Начальник бондарской милиции, прибывший совсем недавно из очередных тысячников для укрепления порядка и дисциплины, ласково поманил Колю за собой, и Коля, смущённо улыбаясь, завязывая на ходу шнурки на обвислых портках, пошёл за ним.

После этого Колю долго не видели. Но потом он появился снова, уже тихий и опечаленный. Коля как-то нехорошо стал подкашливать в кулак, сплёвывая кровью и боязливо оглядываясь по сторонам. Показывать Карла Маркса и Ленина в своей лысой наготе Коля больше не хотел. Вскоре он тихо умер, так и не раскрыв, о чём же с ним беседовал большой начальник.
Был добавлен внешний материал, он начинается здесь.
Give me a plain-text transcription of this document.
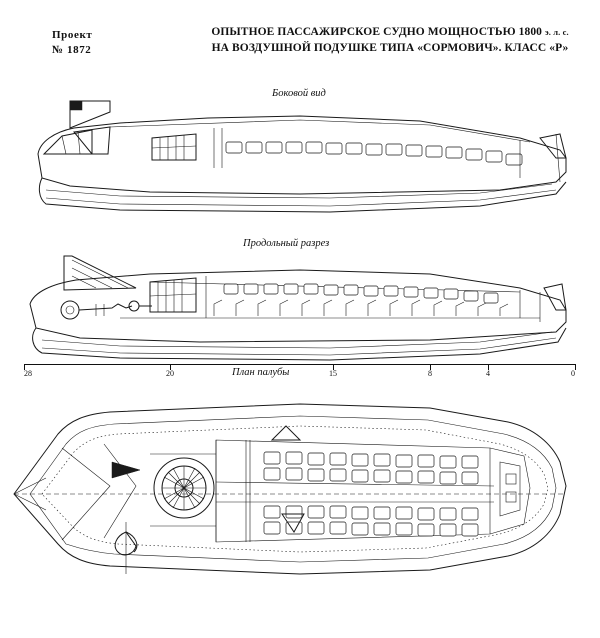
Проект
№ 1872
ОПЫТНОЕ ПАССАЖИРСКОЕ СУДНО МОЩНОСТЬЮ 1800 э. л. с.
НА ВОЗДУШНОЙ ПОДУШКЕ ТИПА «СОРМОВИЧ». КЛАСС «Р»
Боковой вид
Продольный разрез
План палубы
28	20	15	8	4	0
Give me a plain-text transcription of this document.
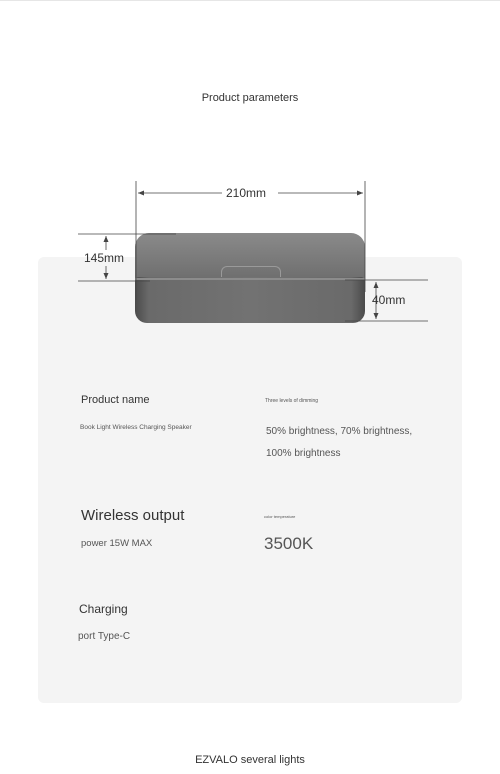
Product parameters
210mm
145mm
40mm
Product name
Book Light Wireless Charging Speaker
Three levels of dimming
50% brightness, 70% brightness, 100% brightness
Wireless output
power 15W MAX
color temperature
3500K
Charging
port Type-C
EZVALO several lights
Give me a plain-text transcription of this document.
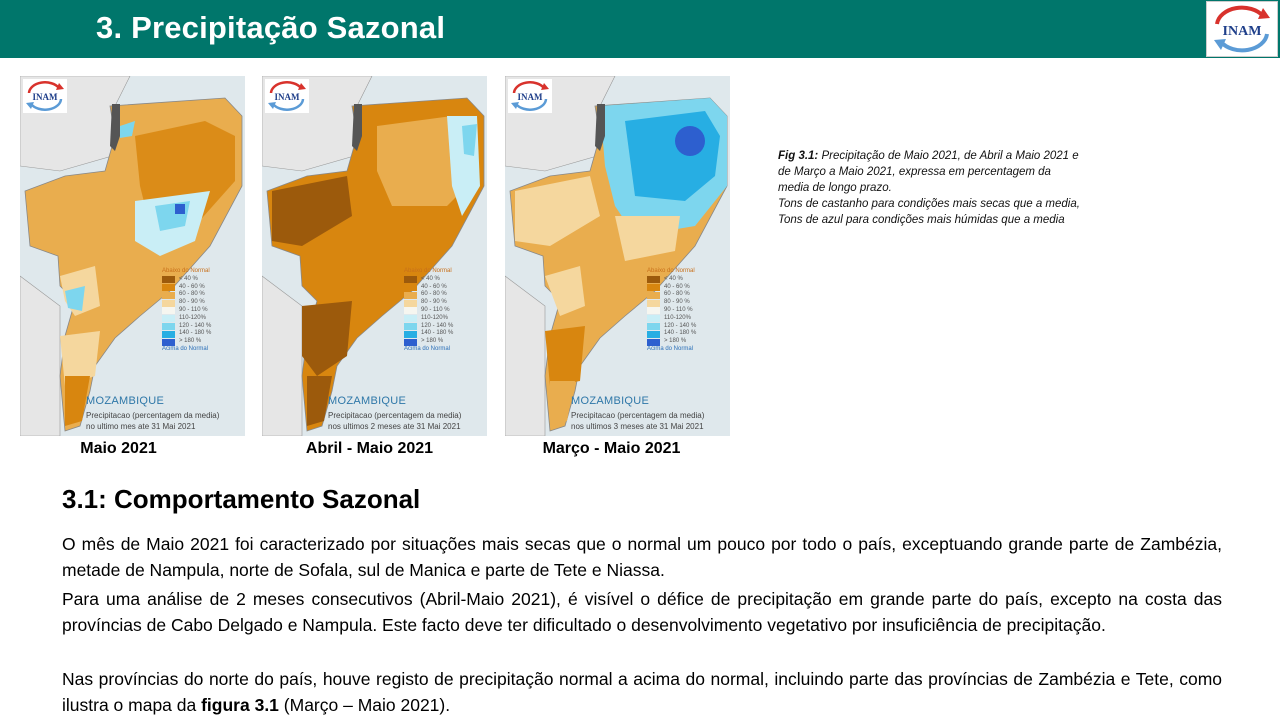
3. Precipitação Sazonal	INAM
INAM
Abaixo do Normal
< 40 %
40 - 60 %
60 - 80 %
80 - 90 %
90 - 110 %
110-120%
120 - 140 %
140 - 180 %
> 180 %
Acima do Normal
MOZAMBIQUE
Precipitacao (percentagem da media)
no ultimo mes ate 31 Mai 2021
Maio 2021
INAM
Abaixo do Normal
< 40 %
40 - 60 %
60 - 80 %
80 - 90 %
90 - 110 %
110-120%
120 - 140 %
140 - 180 %
> 180 %
Acima do Normal
MOZAMBIQUE
Precipitacao (percentagem da media)
nos ultimos 2 meses ate 31 Mai 2021
Abril - Maio 2021
INAM
Abaixo do Normal
< 40 %
40 - 60 %
60 - 80 %
80 - 90 %
90 - 110 %
110-120%
120 - 140 %
140 - 180 %
> 180 %
Acima do Normal
MOZAMBIQUE
Precipitacao (percentagem da media)
nos ultimos 3 meses ate 31 Mai 2021
Março - Maio 2021
Fig 3.1: Precipitação de Maio 2021, de Abril a Maio 2021 e
de Março a Maio 2021, expressa em percentagem da
media de longo prazo.
Tons de castanho para condições mais secas que a media,
Tons de azul para condições mais húmidas que a media
3.1: Comportamento Sazonal

O mês de Maio 2021 foi caracterizado por situações mais secas que o normal um pouco por todo o país, exceptuando grande parte de Zambézia, metade de Nampula, norte de Sofala, sul de Manica e parte de Tete e Niassa.

Para uma análise de 2 meses consecutivos (Abril-Maio 2021), é visível o défice de precipitação em grande parte do país, excepto na costa das províncias de Cabo Delgado e Nampula. Este facto deve ter dificultado o desenvolvimento vegetativo por insuficiência de precipitação.

Nas províncias do norte do país, houve registo de precipitação normal a acima do normal, incluindo parte das províncias de Zambézia e Tete, como ilustra o mapa da figura 3.1 (Março – Maio 2021).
Над Колиной могилой плакала только одна старая тётя Маша, припав к сухим кулачкам подбородком.

Вот и всё, что осталось в моей памяти от Коли.

Красный сок смородины

Хорош город Тамбов! Хорош. Лучше не бывает. Дымы фабричные рукавом по небу. Улицы мощёные. Дома со ставнями. Не как у нас в селе, где всё нараспашку – гуляй, ветер…

Иду я себе, посвистывая, на вокзал к автобусу, чтобы снова вернуться в Бондари – скоро в школу.
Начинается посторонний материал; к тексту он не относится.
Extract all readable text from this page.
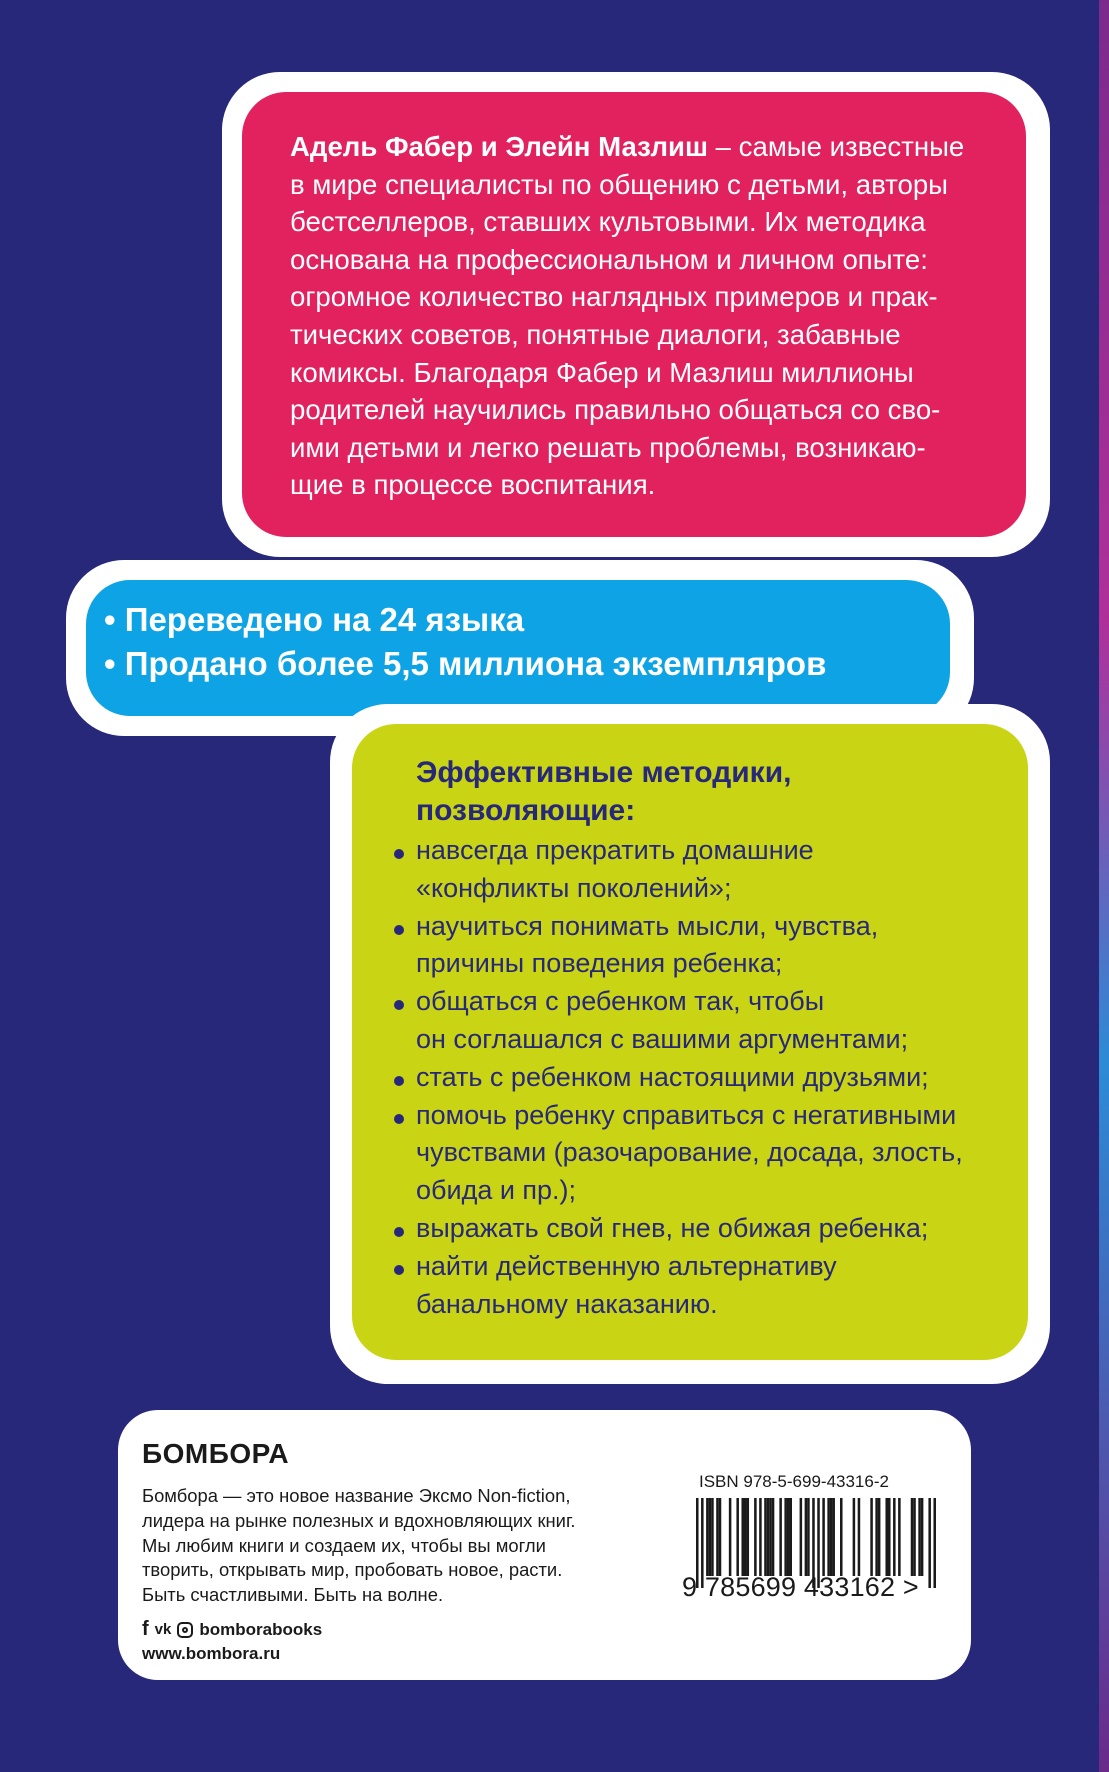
Адель Фабер и Элейн Мазлиш – самые известные
в мире специалисты по общению с детьми, авторы
бестселлеров, ставших культовыми. Их методика
основана на профессиональном и личном опыте:
огромное количество наглядных примеров и прак-
тических советов, понятные диалоги, забавные
комиксы. Благодаря Фабер и Мазлиш миллионы
родителей научились правильно общаться со сво-
ими детьми и легко решать проблемы, возникаю-
щие в процессе воспитания.
• Переведено на 24 языка
• Продано более 5,5 миллиона экземпляров
Эффективные методики,
позволяющие:
навсегда прекратить домашние
«конфликты поколений»;
научиться понимать мысли, чувства,
причины поведения ребенка;
общаться с ребенком так, чтобы
он соглашался с вашими аргументами;
стать с ребенком настоящими друзьями;
помочь ребенку справиться с негативными
чувствами (разочарование, досада, злость,
обида и пр.);
выражать свой гнев, не обижая ребенка;
найти действенную альтернативу
банальному наказанию.
БОМБОРА
Бомбора — это новое название Эксмо Non-fiction,
лидера на рынке полезных и вдохновляющих книг.
Мы любим книги и создаем их, чтобы вы могли
творить, открывать мир, пробовать новое, расти.
Быть счастливыми. Быть на волне.
f vk bomborabooks
www.bombora.ru
ISBN 978-5-699-43316-2
9 785699 433162 >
Хорош город Тамбов, а Бондари лучше: пыль на дорогах помягче, да и люди все свои – здравствуй, дядя Федя! Здравствуй, дядя Ваня! Здравствуй, тётя Клаша!..

Тапочки, подаренные дядей, я снял и сунул в сумку с бабушкиными гостинцами. "На тебе на мороженое!" – дядя, похохатывая, но после болезни как-то реже и глуше, положил мне в руку бумажку. Теперь денег на дорогу у меня – ого-го сколько! Сразу не потратишь.
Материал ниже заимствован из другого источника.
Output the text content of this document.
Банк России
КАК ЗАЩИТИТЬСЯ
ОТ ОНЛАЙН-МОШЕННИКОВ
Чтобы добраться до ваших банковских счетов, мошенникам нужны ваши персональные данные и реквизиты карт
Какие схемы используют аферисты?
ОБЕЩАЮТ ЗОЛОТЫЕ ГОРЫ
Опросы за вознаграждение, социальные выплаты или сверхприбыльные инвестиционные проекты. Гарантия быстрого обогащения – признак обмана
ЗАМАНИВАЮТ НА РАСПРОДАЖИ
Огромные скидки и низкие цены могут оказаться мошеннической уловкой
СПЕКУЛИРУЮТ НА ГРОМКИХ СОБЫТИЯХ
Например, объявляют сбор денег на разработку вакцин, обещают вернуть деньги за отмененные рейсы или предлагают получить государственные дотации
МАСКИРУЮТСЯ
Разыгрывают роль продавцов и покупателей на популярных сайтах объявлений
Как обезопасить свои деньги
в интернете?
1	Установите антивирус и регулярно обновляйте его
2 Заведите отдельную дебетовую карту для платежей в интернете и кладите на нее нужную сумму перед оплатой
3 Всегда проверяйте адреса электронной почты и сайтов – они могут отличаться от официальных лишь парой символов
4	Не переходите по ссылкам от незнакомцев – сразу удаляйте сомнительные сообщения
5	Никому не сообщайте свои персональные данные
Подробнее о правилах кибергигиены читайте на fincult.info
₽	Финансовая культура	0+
Взяв с первого же лотка в поджаренном, как хлебная корочка, стаканчике мороженое, я, поглядывая по сторонам, важничал, на ходу слизывал языком сладкую снежную пену, надкусывал краешек хлебного стаканчика и похрустывал, похрустывал, изнемогая от необыкновенного вкуса.

К этому времени я уже достаточно изучил город, где меня часто посылали одного за солью, хлебом или ещё за чем. Однажды дядя мне даже доверил принести трёхлитровую банку пива, которую я, правда, донести не сумел. При попытке узнать, что это такое – пиво, – банка выскользнула у меня из рук и, до крови размозжив большой палец ноги, разбилась вдребезги.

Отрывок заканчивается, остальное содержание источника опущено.